A maintenance engineer to accept the customer’s maintenance request, home maintenance of some equipment, found that some parts of the equipment is damaged. Suppose the technician, for one reason or another, fails to identify the type of part empirically. At this point, the technician takes out a mobile phone, takes a picture of the part, and automatically identifies the exact model of the part through THE SAP intelligent service solution installed on the phone (such as Java program and Web application described before in this paper) and AI API, and returns it to the maintenance engineer.

After receiving the picture uploaded by the maintenance engineer, THE AI service of SAP cloud platform extracts the feature vector of the picture and identifies the accurate model through the model trained on the platform based on massive data sets.

The extraction of feature vectors, mathematically speaking, is the process of converting the input binary stream of images into a vector (one-dimensional matrix) through some algorithm.

In the following figure, the trapezoid and circle are taken as examples. The graph is evenly divided into 9 regions, and the gradient direction of the graph unit in each region is observed in the center of the graph to achieve dimensionality reduction. The two-dimensional image is represented by a one-dimensional matrix.

For programmers developing applications based on SAP AI Service, there is no need to know the specific algorithm of image feature vector extraction. They only need to push the image to be extracted feature vector to the AI Service Endpoint through Restful API invocation, and then feature vector output can be obtained.

Enter the test console and help document of the image feature vector extraction Service in SAP AI Service through the following URL:

Api.sap.com/api/img_fea…

Upload a local image from the console and click the Execute button:

The output eigenvector is obtained:

With eigenvectors in hand, let’s return to the enterprise intelligence services scenario we are discussing. We utilized another ARTIFICIAL intelligence Service related to image processing in SAP AI Service: Inference Service for Similarity Scoring.

This image similarity score AI API input requires two compression packages. The content of the first compressed package is a series of feature vectors, which are from the image files uploaded by the maintenance engineer. The second compression package is stored in the model A, B, C… And other parts of the picture of the feature vector.

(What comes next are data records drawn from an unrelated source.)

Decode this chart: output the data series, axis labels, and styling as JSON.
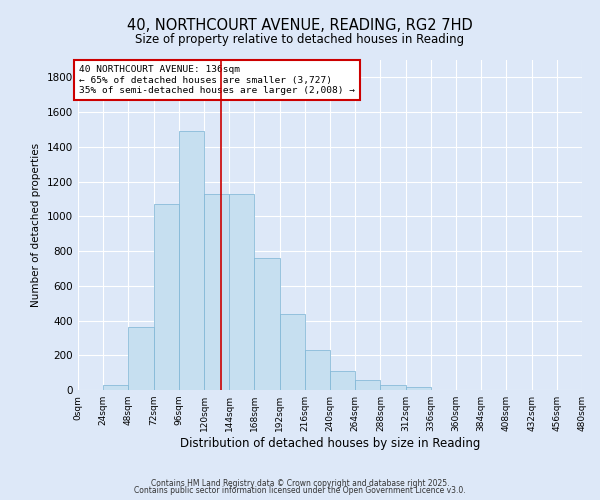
{
  "title": "40, NORTHCOURT AVENUE, READING, RG2 7HD",
  "subtitle": "Size of property relative to detached houses in Reading",
  "xlabel": "Distribution of detached houses by size in Reading",
  "ylabel": "Number of detached properties",
  "bar_values": [
    0,
    30,
    360,
    1070,
    1490,
    1130,
    1130,
    760,
    440,
    230,
    110,
    55,
    30,
    15,
    0,
    0,
    0,
    0,
    0,
    0
  ],
  "bin_edges": [
    0,
    24,
    48,
    72,
    96,
    120,
    144,
    168,
    192,
    216,
    240,
    264,
    288,
    312,
    336,
    360,
    384,
    408,
    432,
    456,
    480
  ],
  "tick_labels": [
    "0sqm",
    "24sqm",
    "48sqm",
    "72sqm",
    "96sqm",
    "120sqm",
    "144sqm",
    "168sqm",
    "192sqm",
    "216sqm",
    "240sqm",
    "264sqm",
    "288sqm",
    "312sqm",
    "336sqm",
    "360sqm",
    "384sqm",
    "408sqm",
    "432sqm",
    "456sqm",
    "480sqm"
  ],
  "property_size": 136,
  "bar_color": "#c6dff0",
  "bar_edge_color": "#7ab3d4",
  "vline_color": "#cc0000",
  "annotation_box_edge_color": "#cc0000",
  "annotation_text_line1": "40 NORTHCOURT AVENUE: 136sqm",
  "annotation_text_line2": "← 65% of detached houses are smaller (3,727)",
  "annotation_text_line3": "35% of semi-detached houses are larger (2,008) →",
  "ylim": [
    0,
    1900
  ],
  "yticks": [
    0,
    200,
    400,
    600,
    800,
    1000,
    1200,
    1400,
    1600,
    1800
  ],
  "background_color": "#dde8f8",
  "plot_bg_color": "#dde8f8",
  "grid_color": "#ffffff",
  "footer_line1": "Contains HM Land Registry data © Crown copyright and database right 2025.",
  "footer_line2": "Contains public sector information licensed under the Open Government Licence v3.0."
}
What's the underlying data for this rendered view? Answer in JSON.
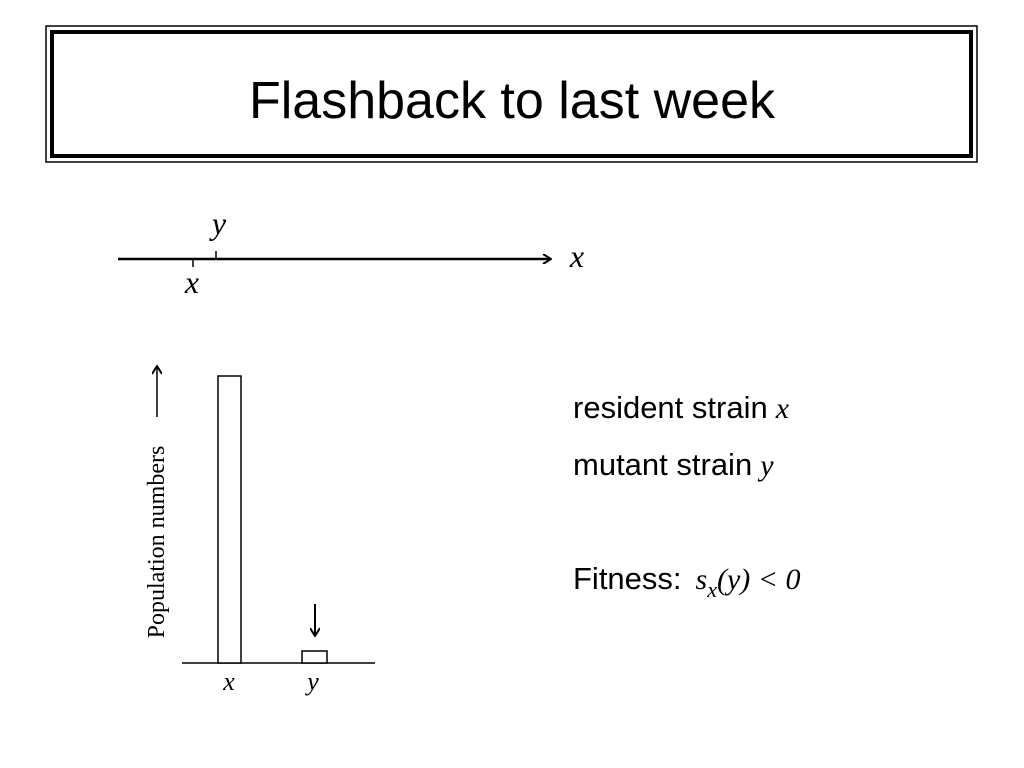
{
  "title": "Flashback to last week",
  "trait_axis": {
    "tick_above": "y",
    "tick_below": "x",
    "axis_label": "x"
  },
  "bar_diagram": {
    "y_axis_label": "Population numbers",
    "categories": [
      "x",
      "y"
    ]
  },
  "legend": {
    "resident": {
      "text": "resident strain",
      "symbol": "x"
    },
    "mutant": {
      "text": "mutant strain",
      "symbol": "y"
    }
  },
  "fitness": {
    "label": "Fitness:",
    "function": "s",
    "subscript": "x",
    "rest": "(y) < 0"
  }
}
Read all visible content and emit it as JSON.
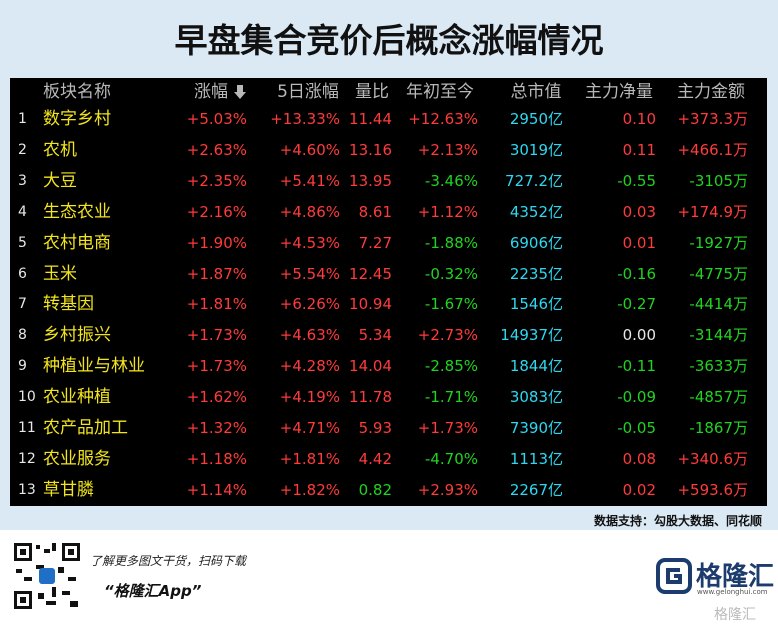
{
  "header": {
    "title": "早盘集合竞价后概念涨幅情况"
  },
  "table": {
    "columns": [
      "板块名称",
      "涨幅",
      "5日涨幅",
      "量比",
      "年初至今",
      "总市值",
      "主力净量",
      "主力金额"
    ],
    "rows": [
      [
        "1",
        "数字乡村",
        "+5.03%",
        "+13.33%",
        "11.44",
        "+12.63%",
        "2950亿",
        "0.10",
        "+373.3万"
      ],
      [
        "2",
        "农机",
        "+2.63%",
        "+4.60%",
        "13.16",
        "+2.13%",
        "3019亿",
        "0.11",
        "+466.1万"
      ],
      [
        "3",
        "大豆",
        "+2.35%",
        "+5.41%",
        "13.95",
        "-3.46%",
        "727.2亿",
        "-0.55",
        "-3105万"
      ],
      [
        "4",
        "生态农业",
        "+2.16%",
        "+4.86%",
        "8.61",
        "+1.12%",
        "4352亿",
        "0.03",
        "+174.9万"
      ],
      [
        "5",
        "农村电商",
        "+1.90%",
        "+4.53%",
        "7.27",
        "-1.88%",
        "6906亿",
        "0.01",
        "-1927万"
      ],
      [
        "6",
        "玉米",
        "+1.87%",
        "+5.54%",
        "12.45",
        "-0.32%",
        "2235亿",
        "-0.16",
        "-4775万"
      ],
      [
        "7",
        "转基因",
        "+1.81%",
        "+6.26%",
        "10.94",
        "-1.67%",
        "1546亿",
        "-0.27",
        "-4414万"
      ],
      [
        "8",
        "乡村振兴",
        "+1.73%",
        "+4.63%",
        "5.34",
        "+2.73%",
        "14937亿",
        "0.00",
        "-3144万"
      ],
      [
        "9",
        "种植业与林业",
        "+1.73%",
        "+4.28%",
        "14.04",
        "-2.85%",
        "1844亿",
        "-0.11",
        "-3633万"
      ],
      [
        "10",
        "农业种植",
        "+1.62%",
        "+4.19%",
        "11.78",
        "-1.71%",
        "3083亿",
        "-0.09",
        "-4857万"
      ],
      [
        "11",
        "农产品加工",
        "+1.32%",
        "+4.71%",
        "5.93",
        "+1.73%",
        "7390亿",
        "-0.05",
        "-1867万"
      ],
      [
        "12",
        "农业服务",
        "+1.18%",
        "+1.81%",
        "4.42",
        "-4.70%",
        "1113亿",
        "0.08",
        "+340.6万"
      ],
      [
        "13",
        "草甘膦",
        "+1.14%",
        "+1.82%",
        "0.82",
        "+2.93%",
        "2267亿",
        "0.02",
        "+593.6万"
      ]
    ]
  },
  "footer": {
    "source": "数据支持：勾股大数据、同花顺",
    "promo": "了解更多图文干货，扫码下载",
    "app": "“格隆汇App”",
    "logo": "格隆汇",
    "site": "www.gelonghui.com",
    "watermark": "格隆汇"
  }
}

As shown in the figure above, for the sake of simplicity, I only store two files in the second compression package, which store the feature vectors of part model A and model B respectively.

Call the API using Postman and pass in these two zip packages:

The results show that the similarity coefficient between the picture uploaded by the maintenance engineer and model A is almost 1, so obviously, the picture represents model A.

Of course, in addition to directly uploading compressed files containing image feature vectors, it is also a common way to input the feature vector content contained in these files in the form of JSON string, and call API. The format of JSON string is explained in detail on the OFFICIAL website of SAP, which will not be repeated here.

I hope you found these SAP AI API usage scenarios helpful. Thanks for reading.